A mother-daughter duo in Troup County is transforming two wild mustangs into competition horses in just 90 days.
The competition is part of the Extreme Mustang Makeover, a program by the Mustang Heritage Foundation that gentles and trains wild horses before they compete and are adopted.
“It’s really changed my life,” trainer Tracie McVay said. “I used to go for the expensive horses used for competition, but these mustangs are really incredible.”
When McVay brought two mustangs back to Georgia from Nevada, in her second year participating in the program, she saw what they needed and went to work.
The horses, named Red and Seven, both had bruises and were significantly underweight. Besides feeding and training them twice a day, she scheduled massage therapy sessions to ease tension and increase muscle movement.
“You know you’ve hit a spot of tension when you see them release anxiety,” said Amie Yates, massage therapist at Equine Performance Kneads. “He tells me what he needs with movements like blinking, chewing and lowering his head.”
McVay begins daily training with lunging, a technique where a horse is asked to work at the end of a long line while responding to commands from the trainer holding the line. Desensitizing exercises expose them to things that look, sound and feel foreign so they are not spooked in their new surroundings.
“Horses are naturally reactive animals, she said. “We want them to think instead of just react.”
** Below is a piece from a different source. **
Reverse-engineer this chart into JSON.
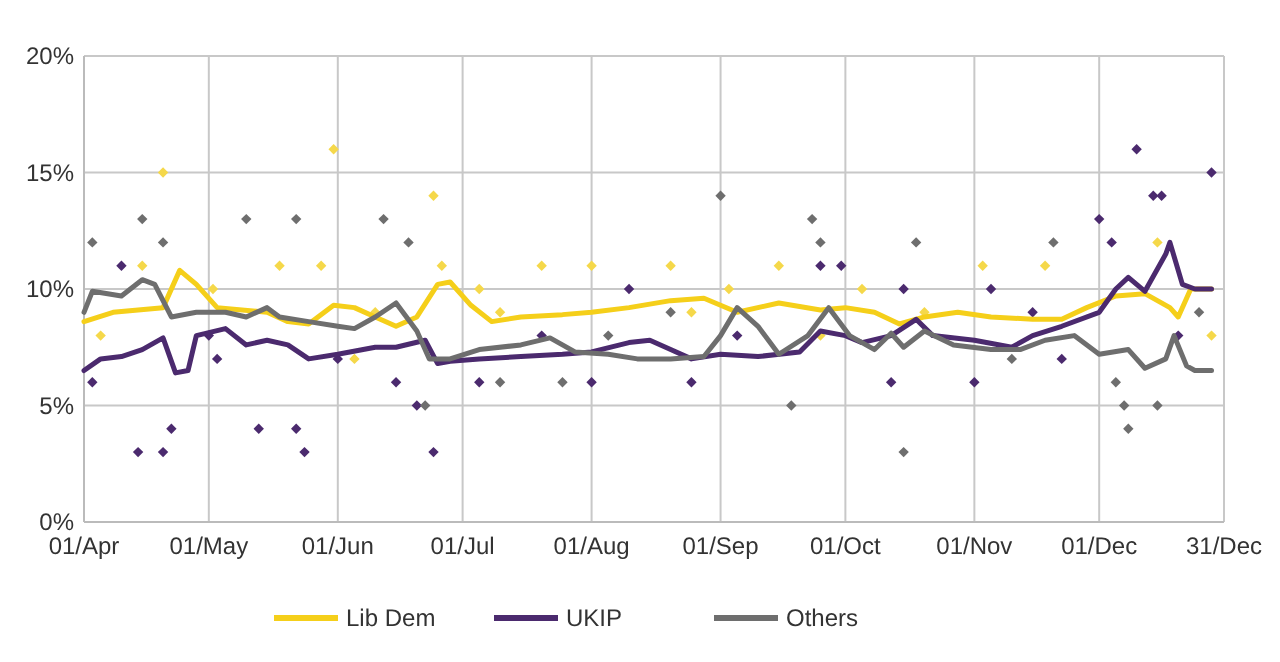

Walking across a mattress or standing still at the sound of a paper bag are big steps for the mustangs, she said.
It usually takes a month of lunging, desensitizing and ponying exercises before the mustangs move onto learning tricks, she said.
After four weeks, 11-year-old daughter Madeline led Seven through a cowboy curtain. She is training her first mustang, named Mighty Mouse, to compete with her in the Youth and Yearling Mustang Competitions in October.
“He’s so curious that it doesn’t feel like I’m teaching him anything,” she said.
McVay said the curtain stunt is a big breakthrough because it requires trust and respect for the trainer.
“I like the horses to always be ready for the next step,” she said. “Sometimes, people rush into things too fast and don’t have that foundation.”
The first sign of trust, she said, is when she can take off the horse’s neck tag. Removing the tag, a collar used for identification at the holding facility, requires a level of calmness and comfort that wild horses do not naturally have.
She keeps twelve special tags in a horseshoe display made for her by a friend at home.
“That’s all I have as a souvenir of the horses I’ve adopted after they go to new homes, she said.
All competing mustangs are available for public adoption through a live bid process at the end of the event.
McVay will showcase the two mustangs’ value and train ability at the Extreme Mustang Makeover competition in Clemson, South Carolina October 19-21, where the Youth and Yearling Competitions are also held.